A Comprehensive Approach to Complex Orthopedic Care
Dr. Herndon notes that treating PJI takes a comprehensive approach and requires a team of experts to care for these cases. “Quite frankly, these are undesirable cases that oftentimes happen late at night. You need a surgeon that’s willing to tackle it, but you need a patient that’s willing to undergo a bunch of surgeries and be willing to take the medicines that are required,” he says. “But I also need an anesthesiologist who’s not going to balk at the fact that we’re going to have a four to six-hour surgery. I need an infectious disease partner that understands the local microbiome. We need a specialized team that understands that these are not just routine, regular old cases, that there’s major bone loss, we’re reconstructing lots of soft tissue and different mechanisms that make these joints work. Most of these patients have multiple other medical comorbidities, so I also need cardiology, endocrinology, and whoever else to help with these cases.”

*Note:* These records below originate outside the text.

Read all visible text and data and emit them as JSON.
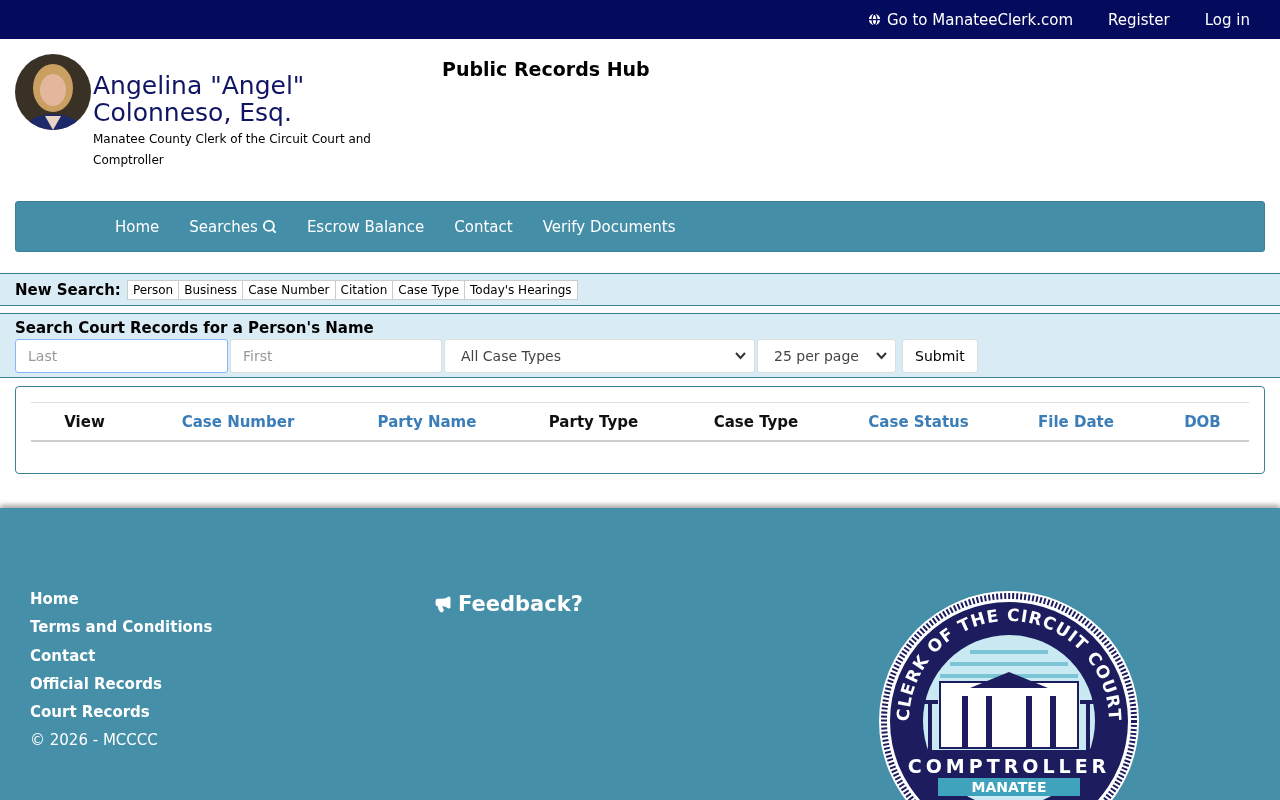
{
  "top_bar": {
    "links": [
      {
        "label": "Go to ManateeClerk.com",
        "kind": "globe"
      },
      {
        "label": "Register",
        "kind": "plain"
      },
      {
        "label": "Log in",
        "kind": "plain"
      }
    ]
  },
  "header": {
    "name": "Angelina \"Angel\" Colonneso, Esq.",
    "subtitle": "Manatee County Clerk of the Circuit Court and Comptroller",
    "title": "Public Records Hub"
  },
  "nav": {
    "items": [
      {
        "label": "Home",
        "kind": "plain"
      },
      {
        "label": "Searches",
        "kind": "search"
      },
      {
        "label": "Escrow Balance",
        "kind": "plain"
      },
      {
        "label": "Contact",
        "kind": "plain"
      },
      {
        "label": "Verify Documents",
        "kind": "plain"
      }
    ]
  },
  "new_search": {
    "label": "New Search:",
    "tabs": [
      "Person",
      "Business",
      "Case Number",
      "Citation",
      "Case Type",
      "Today's Hearings"
    ]
  },
  "search_form": {
    "title": "Search Court Records for a Person's Name",
    "last": {
      "placeholder": "Last"
    },
    "first": {
      "placeholder": "First"
    },
    "case_type": "All Case Types",
    "per_page": "25 per page",
    "submit": "Submit"
  },
  "table": {
    "columns": [
      {
        "label": "View",
        "sortable": false
      },
      {
        "label": "Case Number",
        "sortable": true
      },
      {
        "label": "Party Name",
        "sortable": true
      },
      {
        "label": "Party Type",
        "sortable": false
      },
      {
        "label": "Case Type",
        "sortable": false
      },
      {
        "label": "Case Status",
        "sortable": true
      },
      {
        "label": "File Date",
        "sortable": true
      },
      {
        "label": "DOB",
        "sortable": true
      }
    ]
  },
  "footer": {
    "links": [
      "Home",
      "Terms and Conditions",
      "Contact",
      "Official Records",
      "Court Records"
    ],
    "copyright": "© 2026 - MCCCC",
    "feedback": "Feedback?",
    "seal": {
      "ring_text": "CLERK OF THE CIRCUIT COURT",
      "band_text": "COMPTROLLER",
      "bottom_text": "MANATEE"
    }
  }
}
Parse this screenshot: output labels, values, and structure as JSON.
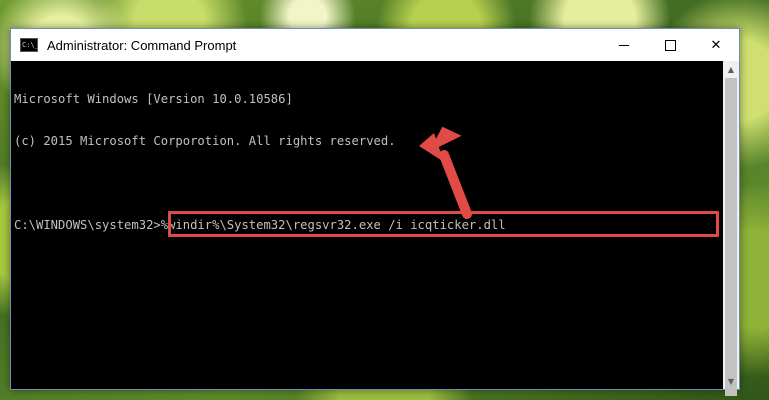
{
  "window": {
    "title": "Administrator: Command Prompt",
    "icon_text": "C:\\_",
    "controls": {
      "minimize": "minimize",
      "maximize": "maximize",
      "close": "✕"
    }
  },
  "console": {
    "lines": [
      "Microsoft Windows [Version 10.0.10586]",
      "(c) 2015 Microsoft Corporotion. All rights reserved."
    ],
    "prompt": "C:\\WINDOWS\\system32>",
    "command": "%windir%\\System32\\regsvr32.exe /i icqticker.dll"
  },
  "colors": {
    "highlight": "#e04b47",
    "arrow": "#e04b47",
    "console_bg": "#000000",
    "console_text": "#c0c0c0"
  },
  "icons": {
    "app": "command-prompt-icon",
    "pointer": "red-arrow-icon"
  }
}
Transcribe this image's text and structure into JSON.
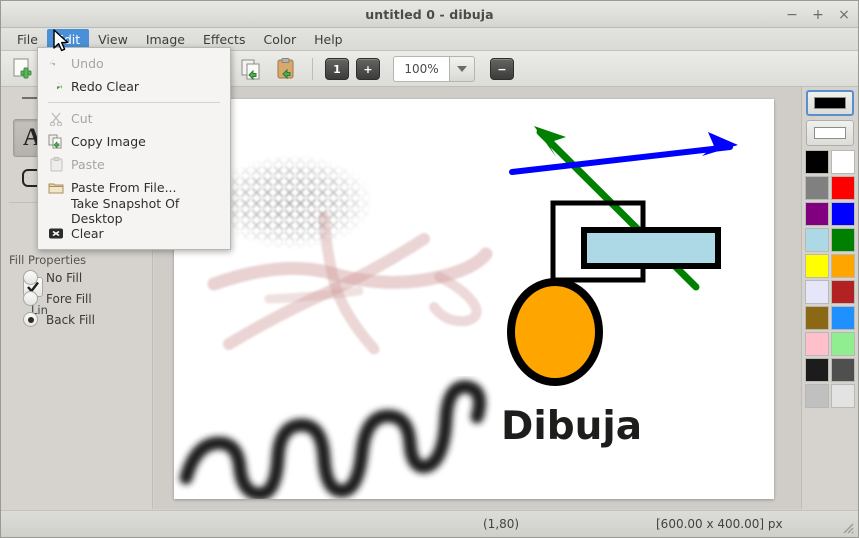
{
  "window": {
    "title": "untitled 0 - dibuja",
    "buttons": {
      "minimize": "−",
      "maximize": "+",
      "close": "×"
    }
  },
  "menubar": {
    "items": [
      {
        "label": "File",
        "active": false
      },
      {
        "label": "Edit",
        "active": true
      },
      {
        "label": "View",
        "active": false
      },
      {
        "label": "Image",
        "active": false
      },
      {
        "label": "Effects",
        "active": false
      },
      {
        "label": "Color",
        "active": false
      },
      {
        "label": "Help",
        "active": false
      }
    ]
  },
  "edit_menu": {
    "items": [
      {
        "label": "Undo",
        "icon": "undo-icon",
        "disabled": true
      },
      {
        "label": "Redo Clear",
        "icon": "redo-icon",
        "disabled": false
      },
      {
        "separator": true
      },
      {
        "label": "Cut",
        "icon": "scissors-icon",
        "disabled": true
      },
      {
        "label": "Copy Image",
        "icon": "copy-icon",
        "disabled": false
      },
      {
        "label": "Paste",
        "icon": "paste-icon",
        "disabled": true
      },
      {
        "label": "Paste From File...",
        "icon": "folder-icon",
        "disabled": false
      },
      {
        "label": "Take Snapshot Of Desktop",
        "icon": "",
        "disabled": false
      },
      {
        "label": "Clear",
        "icon": "clear-icon",
        "disabled": false
      }
    ]
  },
  "toolbar": {
    "new_image_icon": "new-image-icon",
    "copy_icon": "copy-image-icon",
    "paste_file_icon": "paste-from-file-icon",
    "layer_count": "1",
    "add_label": "+",
    "zoom_value": "100%",
    "zoom_dropdown_icon": "chevron-down-icon",
    "zoom_out_label": "−"
  },
  "tools": {
    "line_icon": "line-tool-icon",
    "text_icon": "A",
    "shape_icon": "rounded-rect-tool-icon",
    "antialias_checked": true,
    "line_label": "Lin",
    "fill_properties_label": "Fill Properties",
    "fill_options": [
      {
        "label": "No Fill",
        "selected": false
      },
      {
        "label": "Fore Fill",
        "selected": false
      },
      {
        "label": "Back Fill",
        "selected": true
      }
    ]
  },
  "palette": {
    "primary_color": "#000000",
    "secondary_color": "#ffffff",
    "swatches": [
      "#000000",
      "#ffffff",
      "#808080",
      "#ff0000",
      "#800080",
      "#0000ff",
      "#add8e6",
      "#008000",
      "#ffff00",
      "#ffa500",
      "#e6e6fa",
      "#b22222",
      "#8b6914",
      "#1e90ff",
      "#ffc0cb",
      "#90ee90",
      "#1c1c1c",
      "#4f4f4f",
      "#c0c0c0",
      "#e3e3e3"
    ]
  },
  "canvas": {
    "text_object": "Dibuja",
    "rect_fill": "#add8e6",
    "ellipse_fill": "#ffa500",
    "arrow_green": "#008000",
    "arrow_blue": "#0000ff",
    "spray_color": "#c08080",
    "stroke_color": "#000000"
  },
  "statusbar": {
    "coordinates": "(1,80)",
    "image_size": "[600.00 x 400.00] px"
  }
}
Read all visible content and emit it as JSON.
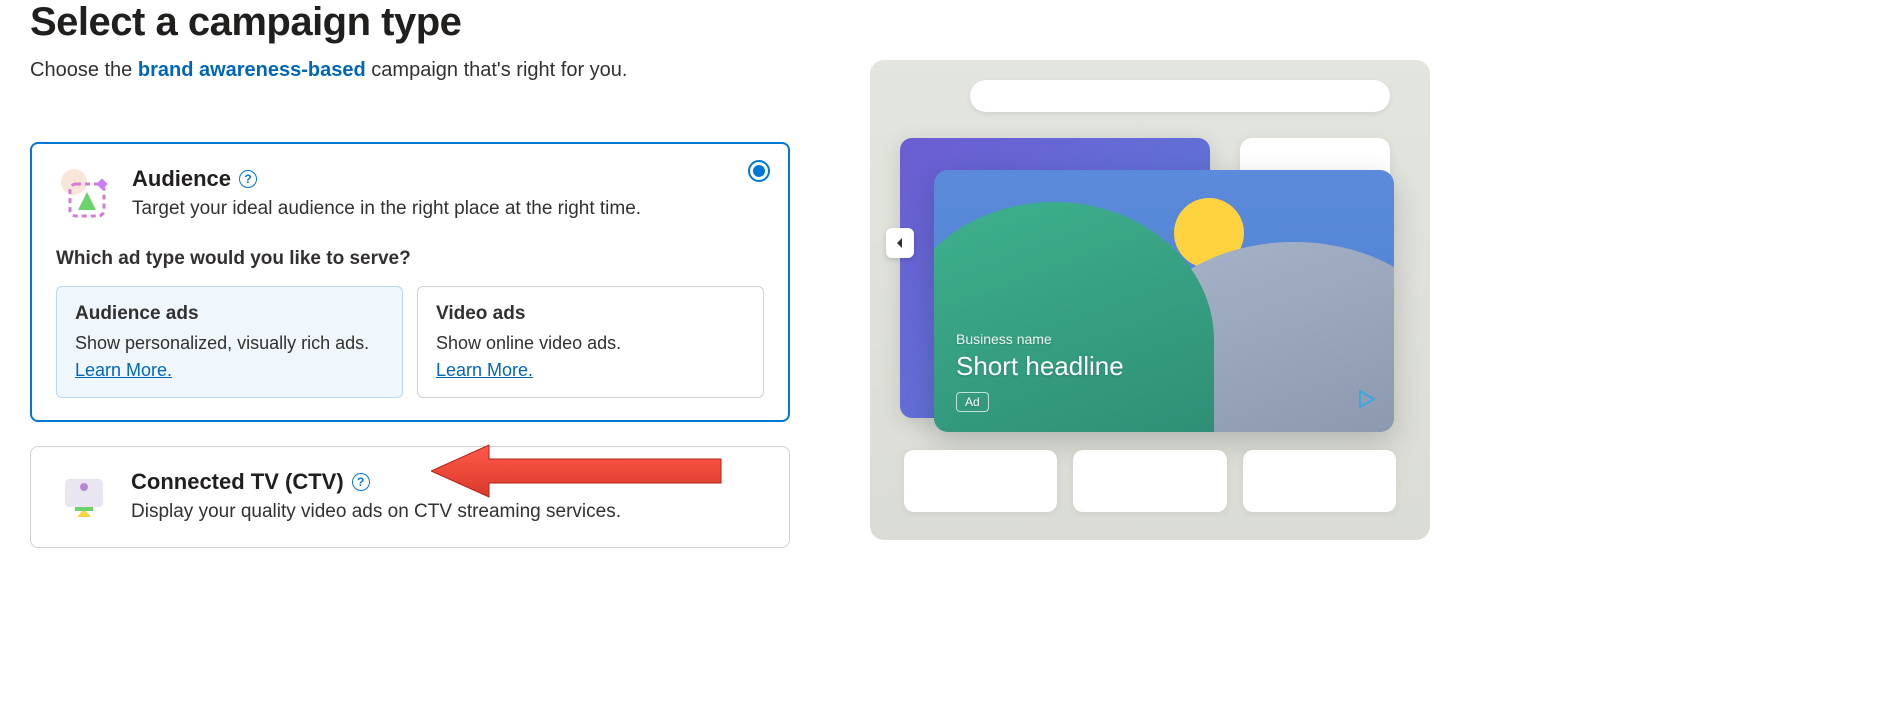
{
  "header": {
    "title": "Select a campaign type",
    "subtitle_prefix": "Choose the ",
    "subtitle_highlight": "brand awareness-based",
    "subtitle_suffix": " campaign that's right for you."
  },
  "campaigns": {
    "audience": {
      "title": "Audience",
      "description": "Target your ideal audience in the right place at the right time.",
      "question": "Which ad type would you like to serve?",
      "selected": true,
      "ad_types": [
        {
          "title": "Audience ads",
          "description": "Show personalized, visually rich ads.",
          "learn_more": "Learn More.",
          "selected": true
        },
        {
          "title": "Video ads",
          "description": "Show online video ads.",
          "learn_more": "Learn More.",
          "selected": false
        }
      ]
    },
    "ctv": {
      "title": "Connected TV (CTV)",
      "description": "Display your quality video ads on CTV streaming services."
    }
  },
  "preview": {
    "business_name": "Business name",
    "headline": "Short headline",
    "ad_label": "Ad"
  },
  "help_glyph": "?"
}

The orthopedic faculty at NewYork-Presbyterian/Columbia are continuing to conduct research to better understand risk of PJI and the best treatment approaches to treat these devastating complications. Along with his colleagues at NewYork-Presbyterian Westchester, Dr. Herndon has established a complex knee and hip referral network for other community hospitals to refer complex cases, like PJI, to them for treatment. This is the first community referral network of its kind in the area, providing residents in Westchester, the Hudson Valley, and Connecticut with access to the world-class physicians and surgeons at NewYork-Presbyterian/Columbia without having to come into New York City. For those who live in or have access to New York City, Dr. Chien and her colleagues at NewYork-Presbyterian/Columbia provide first-class care to those dealing with these complicated orthopedic foot and ankle conditions.